Resolves YES if in 2023 Reddit goes public, otherwise NO. Going public may include IPO, direct listing, SPAC, etc.



From a GQ article last month: https://www.gq-magazine.co.uk/lifestyle/article/steve-huffman-reddit-ceo-interview
>The sprightly 39-year-old is talking to us on a dreary London day, just a few weeks before he’s due to be married and hours before he’s jetting off to a blockchain conference in Paris – seemingly with the intention of shitposting as many crypto bros in-person as possible. Once that’s all done, Reddit is finally growing up and going public, just as Facebook (which was founded a year earlier in 2004) did way back in 2012. “We wanted to IPO the company last year, and the market has not been great,” he says.
Later:
>While an imminent IPO represents the culmination of this eight-year redemption arc, Huffman still hasn’t lost his edge, not least when it comes to TikTok.

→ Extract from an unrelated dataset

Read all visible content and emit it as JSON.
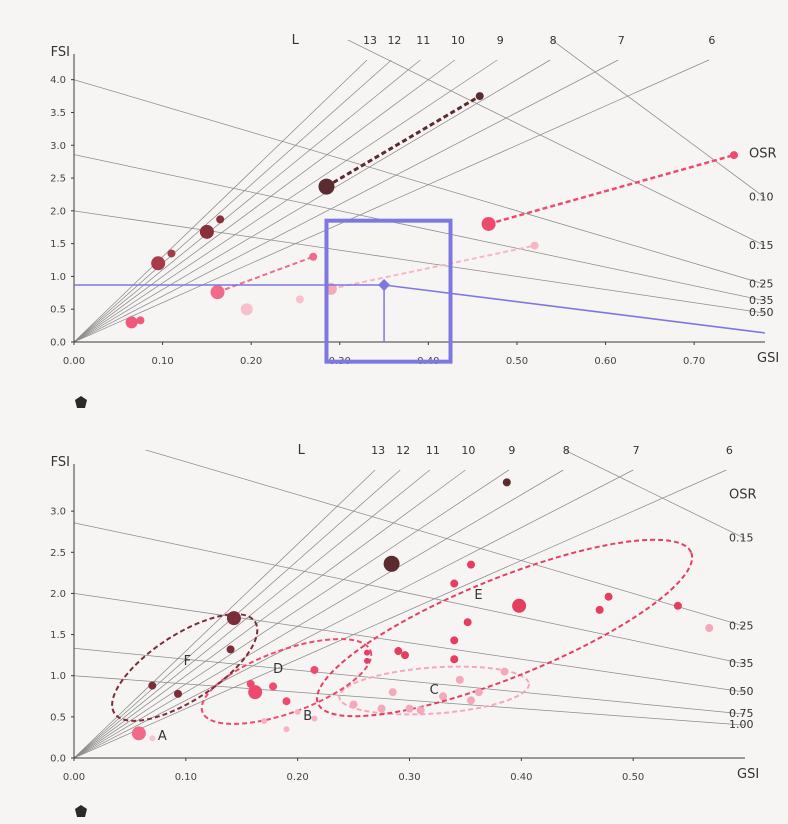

@ByrneHobart Are there really any tangable reasons this wouldn't happen this year? Would expect to see this market higher
@ScipioFabius sorry to be on the other side of the trade, but the first rate cut is priced now in Nov this year. And we'll be going by then through a bunch of restructuring for companies that have too much debt.
Everybody is looking for Stripe or Bytedance to IPO and since the first one just raised a round, they can wait till H1 2024 for lower interest rates to permeate and sell high.
I can't see Reddit or FWIW a medium unicorn IPO this year, unless they are forced to raise capital. But the private markets for tech companies haven't puked like in 2001.